日本地球惑星科学連合2015年大会

講演情報

インターナショナルセッション(口頭発表)

セッション記号 S (固体地球科学) » S-SS 地震学

[S-SS01] Exploring our limits in understanding earthquakes and improving our knowledge -CSEP Experiment in Japan-

2015年5月24日(日) 14:15 〜 16:00 102B (1F)

コンビーナ:*鶴岡 弘(東京大学地震研究所)、Danijel Schorlemmer(GFZ German Research Centre for Geosciences)、平田 直(東京大学地震研究所)、座長:鶴岡 弘(東京大学地震研究所)、Danijel Schorlemmer(GFZ German Research Centre for Geosciences)

14:30 〜 14:45

[SSS01-02] 余震予測における不確定性

*近江 崇宏1尾形 良彦2平田 祥人1合原 一幸1 (1.東京大学生産技術研究所、2.統計数理研究所)

キーワード:余震予測, 確率点過程, ベイズ予測

Aftershock forecasting provides one of the important measures for mitigation of earthquake damages. For this purpose, statistics- and physics- based models have been developed. When forecasting using these models, we usually adopt an optimal single set of parameter values such as the maximum likelihood estimates, which is called as plug-in forecasting.
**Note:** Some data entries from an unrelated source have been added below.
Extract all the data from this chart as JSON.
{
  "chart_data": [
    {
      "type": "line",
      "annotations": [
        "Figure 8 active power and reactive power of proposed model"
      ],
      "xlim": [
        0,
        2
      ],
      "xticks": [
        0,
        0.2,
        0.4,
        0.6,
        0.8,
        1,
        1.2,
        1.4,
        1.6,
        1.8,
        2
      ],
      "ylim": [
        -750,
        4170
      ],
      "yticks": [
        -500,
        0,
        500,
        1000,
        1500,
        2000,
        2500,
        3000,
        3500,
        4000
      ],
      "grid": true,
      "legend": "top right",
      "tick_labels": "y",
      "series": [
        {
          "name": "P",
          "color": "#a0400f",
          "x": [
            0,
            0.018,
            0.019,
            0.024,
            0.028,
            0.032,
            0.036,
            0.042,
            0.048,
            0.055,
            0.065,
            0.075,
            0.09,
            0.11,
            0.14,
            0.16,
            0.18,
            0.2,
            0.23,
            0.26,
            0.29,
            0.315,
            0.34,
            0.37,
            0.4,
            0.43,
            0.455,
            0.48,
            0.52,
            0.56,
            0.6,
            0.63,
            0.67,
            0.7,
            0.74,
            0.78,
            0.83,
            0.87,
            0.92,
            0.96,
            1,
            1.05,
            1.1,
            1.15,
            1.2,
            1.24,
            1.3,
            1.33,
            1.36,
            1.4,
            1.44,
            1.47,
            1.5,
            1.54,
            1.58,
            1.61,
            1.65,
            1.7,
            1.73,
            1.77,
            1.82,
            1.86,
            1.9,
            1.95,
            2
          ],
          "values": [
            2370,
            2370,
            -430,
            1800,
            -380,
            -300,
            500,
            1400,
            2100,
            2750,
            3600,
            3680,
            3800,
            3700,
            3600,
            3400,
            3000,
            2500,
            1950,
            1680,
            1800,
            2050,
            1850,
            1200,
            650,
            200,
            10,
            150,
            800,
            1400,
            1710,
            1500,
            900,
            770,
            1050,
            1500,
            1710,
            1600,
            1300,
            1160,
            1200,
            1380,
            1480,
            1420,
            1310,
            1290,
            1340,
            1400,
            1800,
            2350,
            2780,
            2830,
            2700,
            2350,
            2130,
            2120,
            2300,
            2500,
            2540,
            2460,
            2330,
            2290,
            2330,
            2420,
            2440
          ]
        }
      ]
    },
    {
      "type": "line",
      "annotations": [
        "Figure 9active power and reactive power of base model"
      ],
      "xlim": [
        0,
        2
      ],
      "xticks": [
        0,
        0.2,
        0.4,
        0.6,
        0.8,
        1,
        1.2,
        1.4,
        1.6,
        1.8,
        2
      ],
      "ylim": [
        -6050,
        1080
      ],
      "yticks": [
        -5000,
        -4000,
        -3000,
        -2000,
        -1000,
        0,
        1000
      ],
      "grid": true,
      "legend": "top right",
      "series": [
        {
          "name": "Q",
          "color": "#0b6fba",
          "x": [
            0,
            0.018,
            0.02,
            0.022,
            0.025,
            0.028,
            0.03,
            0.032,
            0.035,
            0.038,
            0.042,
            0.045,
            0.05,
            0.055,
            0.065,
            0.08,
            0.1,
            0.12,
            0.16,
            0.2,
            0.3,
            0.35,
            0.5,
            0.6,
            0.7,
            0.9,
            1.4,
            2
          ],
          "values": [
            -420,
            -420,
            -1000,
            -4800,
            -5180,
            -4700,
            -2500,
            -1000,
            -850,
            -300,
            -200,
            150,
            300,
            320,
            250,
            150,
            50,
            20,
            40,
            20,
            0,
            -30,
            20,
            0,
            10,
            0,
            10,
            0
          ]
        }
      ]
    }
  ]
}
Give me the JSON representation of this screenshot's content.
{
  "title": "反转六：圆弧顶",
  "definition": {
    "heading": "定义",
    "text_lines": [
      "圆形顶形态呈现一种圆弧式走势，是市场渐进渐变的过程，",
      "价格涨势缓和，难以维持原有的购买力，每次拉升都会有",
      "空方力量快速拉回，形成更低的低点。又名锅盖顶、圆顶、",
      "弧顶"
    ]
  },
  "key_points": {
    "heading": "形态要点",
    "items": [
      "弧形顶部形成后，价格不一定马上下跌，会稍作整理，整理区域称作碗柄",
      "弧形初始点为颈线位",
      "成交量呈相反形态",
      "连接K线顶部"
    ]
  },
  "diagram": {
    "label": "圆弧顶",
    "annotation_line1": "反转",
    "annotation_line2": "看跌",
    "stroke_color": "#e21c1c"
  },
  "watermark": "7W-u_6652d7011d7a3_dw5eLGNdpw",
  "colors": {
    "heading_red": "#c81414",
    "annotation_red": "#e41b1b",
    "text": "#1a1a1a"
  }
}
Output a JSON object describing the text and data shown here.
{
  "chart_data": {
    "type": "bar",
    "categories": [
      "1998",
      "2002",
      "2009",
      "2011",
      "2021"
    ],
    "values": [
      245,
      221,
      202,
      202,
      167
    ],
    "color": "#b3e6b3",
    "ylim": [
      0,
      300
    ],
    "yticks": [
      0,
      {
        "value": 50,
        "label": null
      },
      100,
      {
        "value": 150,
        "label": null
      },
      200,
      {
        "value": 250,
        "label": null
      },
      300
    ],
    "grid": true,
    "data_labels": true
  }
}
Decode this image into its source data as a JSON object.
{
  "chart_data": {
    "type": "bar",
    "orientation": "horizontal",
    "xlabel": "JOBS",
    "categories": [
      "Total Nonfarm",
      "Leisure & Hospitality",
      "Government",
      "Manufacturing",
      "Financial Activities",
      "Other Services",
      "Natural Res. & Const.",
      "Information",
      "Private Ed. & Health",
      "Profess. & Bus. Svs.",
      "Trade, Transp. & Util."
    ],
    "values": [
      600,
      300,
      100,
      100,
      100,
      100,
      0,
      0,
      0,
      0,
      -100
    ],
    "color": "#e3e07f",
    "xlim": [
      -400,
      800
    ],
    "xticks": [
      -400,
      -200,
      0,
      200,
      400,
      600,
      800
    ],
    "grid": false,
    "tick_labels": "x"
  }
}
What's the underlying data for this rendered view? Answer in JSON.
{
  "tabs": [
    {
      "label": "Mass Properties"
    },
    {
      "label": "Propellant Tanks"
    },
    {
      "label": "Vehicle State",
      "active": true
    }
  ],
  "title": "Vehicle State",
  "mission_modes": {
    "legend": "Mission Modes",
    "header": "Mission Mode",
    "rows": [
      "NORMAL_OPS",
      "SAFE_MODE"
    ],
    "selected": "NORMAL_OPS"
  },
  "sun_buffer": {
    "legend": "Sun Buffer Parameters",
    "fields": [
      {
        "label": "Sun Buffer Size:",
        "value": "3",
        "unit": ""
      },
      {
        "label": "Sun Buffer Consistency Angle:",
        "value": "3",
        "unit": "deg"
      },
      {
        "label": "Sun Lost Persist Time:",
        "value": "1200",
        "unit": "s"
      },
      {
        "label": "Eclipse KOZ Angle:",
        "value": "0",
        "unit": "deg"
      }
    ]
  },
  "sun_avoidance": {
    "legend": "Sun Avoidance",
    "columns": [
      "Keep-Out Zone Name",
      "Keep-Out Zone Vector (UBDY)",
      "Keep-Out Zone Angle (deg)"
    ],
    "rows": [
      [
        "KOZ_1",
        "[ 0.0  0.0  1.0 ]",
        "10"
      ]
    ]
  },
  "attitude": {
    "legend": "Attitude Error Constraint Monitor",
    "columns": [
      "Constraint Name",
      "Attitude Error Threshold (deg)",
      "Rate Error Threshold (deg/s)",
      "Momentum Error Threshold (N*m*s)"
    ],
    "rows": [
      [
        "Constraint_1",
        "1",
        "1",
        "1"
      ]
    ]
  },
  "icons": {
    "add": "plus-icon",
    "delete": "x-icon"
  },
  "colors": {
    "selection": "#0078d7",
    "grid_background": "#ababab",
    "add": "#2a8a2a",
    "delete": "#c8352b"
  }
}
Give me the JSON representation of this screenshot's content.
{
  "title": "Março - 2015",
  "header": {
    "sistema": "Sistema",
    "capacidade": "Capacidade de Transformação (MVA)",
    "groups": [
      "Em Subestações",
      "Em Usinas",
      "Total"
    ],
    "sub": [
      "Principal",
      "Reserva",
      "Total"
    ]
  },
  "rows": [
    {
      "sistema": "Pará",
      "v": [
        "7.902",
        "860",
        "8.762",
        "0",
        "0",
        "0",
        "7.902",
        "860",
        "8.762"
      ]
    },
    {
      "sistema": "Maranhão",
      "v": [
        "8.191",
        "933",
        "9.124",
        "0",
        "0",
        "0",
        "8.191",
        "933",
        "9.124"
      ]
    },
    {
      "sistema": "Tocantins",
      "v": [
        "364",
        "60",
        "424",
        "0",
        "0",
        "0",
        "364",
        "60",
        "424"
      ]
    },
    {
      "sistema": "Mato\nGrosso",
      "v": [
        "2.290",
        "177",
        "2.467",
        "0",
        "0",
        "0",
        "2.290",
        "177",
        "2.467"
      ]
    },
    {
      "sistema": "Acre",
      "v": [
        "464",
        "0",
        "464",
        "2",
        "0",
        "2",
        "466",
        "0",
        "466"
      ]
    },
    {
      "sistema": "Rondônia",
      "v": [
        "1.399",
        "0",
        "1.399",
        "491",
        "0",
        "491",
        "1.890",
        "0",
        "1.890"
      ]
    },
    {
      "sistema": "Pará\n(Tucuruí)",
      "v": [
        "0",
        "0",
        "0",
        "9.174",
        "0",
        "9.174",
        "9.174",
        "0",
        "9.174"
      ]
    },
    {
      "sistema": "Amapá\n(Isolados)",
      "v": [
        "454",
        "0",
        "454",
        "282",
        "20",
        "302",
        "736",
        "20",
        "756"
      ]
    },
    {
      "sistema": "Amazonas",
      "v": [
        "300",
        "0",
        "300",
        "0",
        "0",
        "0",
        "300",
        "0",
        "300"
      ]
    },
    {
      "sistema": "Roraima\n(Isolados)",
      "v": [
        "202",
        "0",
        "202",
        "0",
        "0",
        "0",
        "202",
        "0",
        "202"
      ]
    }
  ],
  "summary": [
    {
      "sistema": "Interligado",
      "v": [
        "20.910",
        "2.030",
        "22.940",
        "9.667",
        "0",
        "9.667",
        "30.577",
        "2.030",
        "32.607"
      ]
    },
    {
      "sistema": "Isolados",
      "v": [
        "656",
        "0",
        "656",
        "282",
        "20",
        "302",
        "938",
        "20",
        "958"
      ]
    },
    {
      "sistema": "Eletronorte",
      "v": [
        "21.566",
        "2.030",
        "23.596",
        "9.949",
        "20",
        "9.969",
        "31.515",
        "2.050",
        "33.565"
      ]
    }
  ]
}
However, for a given small sized and incomplete data shortly after the main shock, the estimation of the model parameters may be accompanied by large uncertainty. In such a case, the plug-in forecasting underestimates the predictive probability range, and sometimes the range significantly biases the actual observations. Alternatively, more robust and unbiased forecasts can be obtained by considering the estimation uncertainty in an appropriate way. Bayesian forecasting provides a consistent statistical framework for this, and enables us to assess the forecast uncertainty. In this talk, we will argue the importance of evaluating the forecast uncertainty in probabilistic forecasting. As an example here, we employ the epidemic type aftershock sequence (ETAS) model as a forecasting model, and we show how the plug-in forecasting can fail and how the Bayesian forecasting can improve the performance. We will argue that the Bayesian predictors should also be tested in CSEP forecasting experiments.

Reference: T. Omi, Y. Ogata, Y. Hirata, & K. Aihara, "Intermediate-term forecasting of aftershocks from an early aftershock sequence: Bayesian and ensemble forecasting approaches", JGR (in revision).